Tentou abrir os olhos mais uma vez. O cheiro de terra molhada estava mais forte, ou isso, ou era seu olfato que estava mais desperto. Ela gemeu alguma coisa em voz baixa, um som indistinto e patético. Cansada demais para qualquer outra coisa, caiu novamente no sono.

Acordou não sabia quanto tempo depois. Tinha uma vaga lembrança de sua experiência anterior com algum animal misterioso a cheirando e lambendo, mas não sabia dizer se isso havia de fato acontecido ou se era apenas um sonho.

Continuou deitada, o corpo ainda mole e dormente, embora um pouco mais desperto do que antes. Ela tentou se mover de novo, mas apenas conseguiu fechar os dedos das mãos e mover a cabeça para o lado, fracamente. Seus olhos se abriram por um breve instante, mas a visão não lhe revelou nada de novo, apenas mais escuridão, alguns pontos distantes de luz e formas finas e secas indistintas.

Sua boca se abriu e um som rouco e inarticulado saiu. Não era sequer uma palavra, apenas uma expressão desordenada de som que mais parecia o gemido de um moribundo.

Voltou a adormecer.

Ela teve a impressão que acordara mais outras vezes, mas suas lembranças eram vagas a esse respeito. Tudo era nebuloso e escuro. Seu corpo estava mais desperto, não exatamente por mérito seu, mas devido a chuva que o castigava com gotas pesadas maltratando sua pele nua.

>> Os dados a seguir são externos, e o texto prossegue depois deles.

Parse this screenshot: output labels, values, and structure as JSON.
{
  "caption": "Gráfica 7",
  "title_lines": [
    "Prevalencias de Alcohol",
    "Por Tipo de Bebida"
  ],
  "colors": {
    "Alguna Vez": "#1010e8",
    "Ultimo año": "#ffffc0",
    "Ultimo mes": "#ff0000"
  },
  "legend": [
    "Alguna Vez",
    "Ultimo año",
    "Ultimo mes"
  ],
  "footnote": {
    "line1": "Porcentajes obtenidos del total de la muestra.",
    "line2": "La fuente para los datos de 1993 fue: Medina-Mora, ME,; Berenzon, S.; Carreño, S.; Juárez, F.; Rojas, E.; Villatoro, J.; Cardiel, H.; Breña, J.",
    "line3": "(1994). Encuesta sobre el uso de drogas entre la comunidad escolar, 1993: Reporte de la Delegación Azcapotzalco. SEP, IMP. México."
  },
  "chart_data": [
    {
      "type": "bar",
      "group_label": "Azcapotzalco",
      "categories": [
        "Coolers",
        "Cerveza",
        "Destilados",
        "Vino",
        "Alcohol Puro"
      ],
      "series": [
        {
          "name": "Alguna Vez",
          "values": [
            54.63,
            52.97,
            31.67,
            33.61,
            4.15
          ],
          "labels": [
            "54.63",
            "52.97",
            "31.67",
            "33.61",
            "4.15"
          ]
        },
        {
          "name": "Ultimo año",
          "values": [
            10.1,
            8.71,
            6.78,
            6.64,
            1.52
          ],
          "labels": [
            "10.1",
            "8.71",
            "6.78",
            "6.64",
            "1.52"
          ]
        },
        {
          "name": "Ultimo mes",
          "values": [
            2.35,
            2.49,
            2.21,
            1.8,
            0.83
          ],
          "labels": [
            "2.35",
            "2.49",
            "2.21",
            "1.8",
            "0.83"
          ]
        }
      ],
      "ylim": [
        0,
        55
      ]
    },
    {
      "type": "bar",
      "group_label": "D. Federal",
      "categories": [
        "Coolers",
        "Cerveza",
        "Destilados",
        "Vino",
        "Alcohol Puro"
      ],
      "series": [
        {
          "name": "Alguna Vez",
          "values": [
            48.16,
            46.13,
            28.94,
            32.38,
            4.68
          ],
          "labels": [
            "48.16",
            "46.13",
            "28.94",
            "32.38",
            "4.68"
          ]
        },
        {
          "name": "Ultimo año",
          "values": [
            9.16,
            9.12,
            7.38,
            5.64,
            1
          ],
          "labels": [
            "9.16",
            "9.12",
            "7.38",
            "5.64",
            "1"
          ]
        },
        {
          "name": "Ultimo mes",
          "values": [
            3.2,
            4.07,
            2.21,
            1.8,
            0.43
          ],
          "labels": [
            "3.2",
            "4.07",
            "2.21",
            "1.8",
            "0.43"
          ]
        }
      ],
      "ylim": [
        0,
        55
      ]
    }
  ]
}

Finalmente, seus olhos se abriram totalmente. A primeira coisa que viu foi o céu em uma completa escuridão, com nuvens cinzentas pairando aqui e ali. Ela virou a cabeça para ver seu próprio corpo, percebendo sua nudez. A pele branca, que mas parecia um cinza cadavérico, estava suja de terra e molhada devido a chuva. Ela era magra, muito magra, com seios pequenos e mamilos rosados que pareciam rosas murchas. Uma das mãos foi até o rosto, limpando-o de terra. Isso foi bom, muito bom. Ela deslizou as mãos pelos cabelos longos e ondulados, negros, como o céu em cima de si.

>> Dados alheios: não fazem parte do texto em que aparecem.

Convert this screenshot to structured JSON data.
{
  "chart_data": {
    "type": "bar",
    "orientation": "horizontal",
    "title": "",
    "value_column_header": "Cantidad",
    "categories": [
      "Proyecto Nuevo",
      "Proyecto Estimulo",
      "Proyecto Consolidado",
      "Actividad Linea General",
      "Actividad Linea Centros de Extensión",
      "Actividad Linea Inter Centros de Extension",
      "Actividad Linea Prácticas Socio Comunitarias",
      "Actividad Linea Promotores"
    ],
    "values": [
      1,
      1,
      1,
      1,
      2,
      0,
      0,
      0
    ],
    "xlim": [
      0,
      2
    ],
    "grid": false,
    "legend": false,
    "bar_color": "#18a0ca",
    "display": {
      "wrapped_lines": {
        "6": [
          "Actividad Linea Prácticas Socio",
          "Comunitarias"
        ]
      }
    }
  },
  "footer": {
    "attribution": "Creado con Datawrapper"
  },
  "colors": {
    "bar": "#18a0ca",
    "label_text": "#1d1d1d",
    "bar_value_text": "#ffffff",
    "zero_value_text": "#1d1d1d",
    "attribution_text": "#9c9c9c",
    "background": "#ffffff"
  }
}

Tentou falar alguma coisa. Ela sabia, de uma forma que não conseguia explicar, que sua boca podia produzir sons mais refinados e coerentes do que os gemidos e urros que saiam dela, mas tudo que conseguiu foram os urros mesmo.

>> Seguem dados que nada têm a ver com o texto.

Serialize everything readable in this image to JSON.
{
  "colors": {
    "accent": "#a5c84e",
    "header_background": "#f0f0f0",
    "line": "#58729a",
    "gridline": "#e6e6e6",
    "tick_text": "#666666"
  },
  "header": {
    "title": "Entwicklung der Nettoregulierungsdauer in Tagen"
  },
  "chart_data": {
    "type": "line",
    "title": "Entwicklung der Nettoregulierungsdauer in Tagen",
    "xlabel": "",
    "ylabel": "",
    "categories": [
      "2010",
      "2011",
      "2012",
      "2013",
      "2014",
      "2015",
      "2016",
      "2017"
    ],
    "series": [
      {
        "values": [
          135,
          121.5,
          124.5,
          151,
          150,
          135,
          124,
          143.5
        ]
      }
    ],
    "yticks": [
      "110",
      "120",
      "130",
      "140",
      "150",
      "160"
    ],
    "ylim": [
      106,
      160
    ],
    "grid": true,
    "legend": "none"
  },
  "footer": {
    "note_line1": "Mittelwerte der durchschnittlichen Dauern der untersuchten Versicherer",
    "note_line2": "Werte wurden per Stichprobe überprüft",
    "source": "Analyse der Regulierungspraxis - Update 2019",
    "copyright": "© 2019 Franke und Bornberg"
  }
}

O corpo começava a despertar para aquele mundo estranho, absorbendo sensações com cautela e desconfiança. Lentamente, Ela sentou-se no chão. Agradava-lhe a sensação da terra abaixo de seu corpo e da chuva acariciando sua pele. Com esforço, e agindo um tanto por instinto, conseguiu se colocar de pé. Sorriu triunfante com essa pequena, e breve, vitória, pois logo depois suas pernas cederam e ela voltou a cair no chão. Ela grunhiu de raiva, tinha certeza que havia caído bem em cima de uma bosta particularmente grande e fedorenta.

Com certeza não foi algo que Ela se orgulhasse. Mais por irritação do que por qualquer outra coisa, tentou novamente colocar-se de pé, dessa vez apoiando-se em uma árvore raquítica e sem folhas que estava ali perto. Haviam muitas árvores assim.

Dessa vez teve sucesso e sorriu, esquecendo-se da bosta em seu rosto. Quando se deu conta disso, limpou a sujeira com as costas da mão. Ela olhou ao seu redor, admirando a paisagem de uma monotonia cinzenta. Havia terra enegrecida e úmida, árvores despontando aqui e ali. Não viu animais ou qualquer sinal de ser vivo (além da bosta claro, mas a mente dela não conseguia associar uma coisa a outra). A lembrança distante de alguma coisa lambendo-a já havia se esvaído de sua mente.

Com passos trôpegos, Ela seguiu em frente, ou para trás, era difícil dizer, pois aquele ambiente era tão confuso em sua imensidão cinza. E assim, a mulher magra, nua e suja de bosta dava seus primeiros passos após acordar de um estranho sono.